In der Bundestags-Generaldebatte wandelt sich FDP-Chef Westerwelle vom Polarisierer zum Außenminister. Merkel verteidigt Rekordschulden mit Verweis auf Weimarer Republik.

Seinen Trotz überwunden: Guido Westerwelle. Bild: dpa

BERLIN taz | Die erstaunlichste Rede hält an diesem Mittwoch Guido Westerwelle, da ist es schon halb zwei am Nachmittag. Er spricht nicht als FDP-Chef in der innenpolitischen Generaldebatte. Er referiert als Außenminister in der Aussprache über seinen eigenen Etat, er redet über Abrüstung und auswärtige Kulturpolitik, über nationalen Konsens und weltweite Diplomatie. "Das wird hoffentlich ein gemeinsames Anliegen sein", sagt er mehrfach. Er dankt den Oppositionsfraktionen, er wirbt um Zustimmung.

Am Rednerpult unter der Reichstagskuppel steht ein Mann, der offenbar etwas verstanden hat, obwohl niemand mehr damit rechnete. Der seinen Trotz überwunden hat, mit dem er wochenlang die Debatte um seine Person anstachelte, obwohl er sich damit nur schadete. Der am Vortag schon die Debatte um FDP-Filz zu konterkarieren versuchte, indem er den SPD-Politiker Hans-Ulrich Klose zum Koordinator für die deutsch-amerikanischen Beziehungen ernannte.

Die Redner am Morgen waren um solchen Imagewandel nicht bemüht. SPD-Fraktionschef Frank-Walter Steinmeier trug zwar eine neue Brille. Trotz polemischer Spitzen gegen die Kanzlerin gab er aber immer noch den verschmähten Liebhaber, der es bedauert, dass er mit Angela Merkel nicht mehr regieren darf. "Wir haben unsere Verantwortung aus der Regierung nicht vergessen", sagt er am Anfang - und schließt, als könne er es selbst nicht glauben: "Es ist jetzt wirklich Ihre Verantwortung."

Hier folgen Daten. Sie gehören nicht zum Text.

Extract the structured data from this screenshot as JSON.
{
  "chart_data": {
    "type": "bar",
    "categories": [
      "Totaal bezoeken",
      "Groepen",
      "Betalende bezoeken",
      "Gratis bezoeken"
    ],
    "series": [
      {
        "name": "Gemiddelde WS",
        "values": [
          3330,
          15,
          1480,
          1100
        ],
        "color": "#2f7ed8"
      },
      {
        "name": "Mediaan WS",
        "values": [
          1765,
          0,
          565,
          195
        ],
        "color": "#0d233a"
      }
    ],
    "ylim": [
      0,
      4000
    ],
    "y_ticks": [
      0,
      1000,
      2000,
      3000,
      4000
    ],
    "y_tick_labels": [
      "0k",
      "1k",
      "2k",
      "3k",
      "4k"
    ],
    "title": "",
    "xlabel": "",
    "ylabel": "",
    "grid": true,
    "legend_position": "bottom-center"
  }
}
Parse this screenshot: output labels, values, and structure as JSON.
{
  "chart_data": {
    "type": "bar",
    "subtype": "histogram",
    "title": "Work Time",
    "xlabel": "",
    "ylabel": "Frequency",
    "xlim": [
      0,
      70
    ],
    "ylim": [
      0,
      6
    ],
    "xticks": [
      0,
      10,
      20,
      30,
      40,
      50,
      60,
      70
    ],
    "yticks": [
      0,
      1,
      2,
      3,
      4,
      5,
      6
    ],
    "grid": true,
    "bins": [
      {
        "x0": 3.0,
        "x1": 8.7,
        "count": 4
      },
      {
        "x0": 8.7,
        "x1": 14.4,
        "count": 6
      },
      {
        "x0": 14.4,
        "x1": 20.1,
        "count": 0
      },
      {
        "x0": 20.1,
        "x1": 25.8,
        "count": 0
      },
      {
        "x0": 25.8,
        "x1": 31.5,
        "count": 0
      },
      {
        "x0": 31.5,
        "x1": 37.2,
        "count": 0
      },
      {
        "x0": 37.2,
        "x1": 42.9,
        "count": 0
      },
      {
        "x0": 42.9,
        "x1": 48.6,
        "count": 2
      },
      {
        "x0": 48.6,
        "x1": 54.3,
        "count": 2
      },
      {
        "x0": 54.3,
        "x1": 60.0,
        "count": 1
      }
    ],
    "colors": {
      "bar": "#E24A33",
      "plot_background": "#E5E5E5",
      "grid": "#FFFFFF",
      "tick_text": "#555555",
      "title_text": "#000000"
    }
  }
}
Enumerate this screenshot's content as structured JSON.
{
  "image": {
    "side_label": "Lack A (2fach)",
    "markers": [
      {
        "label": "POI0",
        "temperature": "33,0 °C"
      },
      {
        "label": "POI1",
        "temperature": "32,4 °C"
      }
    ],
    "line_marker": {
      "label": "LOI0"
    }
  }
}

Die Kanzlerin saß unterdessen auf der Regierungsbank, und schon das durfte man als Lebenszeichen werten, nachdem sich Merkel zuletzt fast nur noch über ihre stellvertretenden RegierungssprecherInnen geäußert hatte, etwa, als sie Guido Westerwelle und Joseph Ratzinger in Schutz nehmen ließ. Den Aufklärungswillen des Papstes im Skandal um sexuellen Missbrauch lobte sie am Mittwoch erneut. Zu Westerwelle sagte Merkel nichts. Dafür stellte sie sich schützend vor den Bundespräsidenten, den die SPD zu einem Wort über die Eskapaden des FDP-Chefs aufgefordert hatte.

Ansonsten unternahm Merkel in ihrer Antwort auf Steinmeier nichts, um ihre Sichtbarkeit zu erhöhen. Sie hielt einfach ihre Krisenrede noch einmal, die sie seit dem Herbst 2008 unverdrossen wiederholt. Sie rechtfertigte die Rekordverschuldung von 80 Milliarden Euro und unterstrich lieber selbst die desaströse Dimension, bevor es jemand anderes tut. Die Regierung mache so viele Schulden, "weil wir die Fehler aus der Geschichte nicht wiederholen wollen", sagte sie in Anspielung auf die Sparpolitik des Reichskanzlers Heinrich Brüning (Zentrumspartei) am Ende der Weimarer Republik.

Über der Harmlosigkeit des Jetzt schweben die Zumutungen des Morgen, gleich nach dieser Debatte um den Haushalt 2010 beginnt das Ringen um den Sparhaushalt 2011. "Wir werden schwierige Sparmaßnahmen vor uns haben", sagt Merkel, "ich sag dem Bundesfinanzminster meine Unterstützung zu".

Der Finanzminister wird, das ist leicht vorauszusagen, die wichtigste Figur dieses politischen Jahres, und er ist an diesem Mittwoch gar nicht da. Nach einem längeren Krankenhausaufenthalt muss sich Wolfgang Schäuble noch schonen, das hatte er am Vortag selbst angekündigt. Es war der denkwürdigste Auftritt in dieser Haushaltswoche. So still, so konzentriert wie während Schäubles Rede am Dienstag hatte man die Abgeordneten aller Fraktionen lange nicht gesehen. Auf der Regierungsbank stellten sie das übliche Blättern in dicken Aktenmappen ein, die Opposition lärmte nicht, Schäubles Vorgänger Peer Steinbrück legte den Textmarker zur Seite, mit dem er sonst unentwegt Passagen in Pressetexten unterstreicht.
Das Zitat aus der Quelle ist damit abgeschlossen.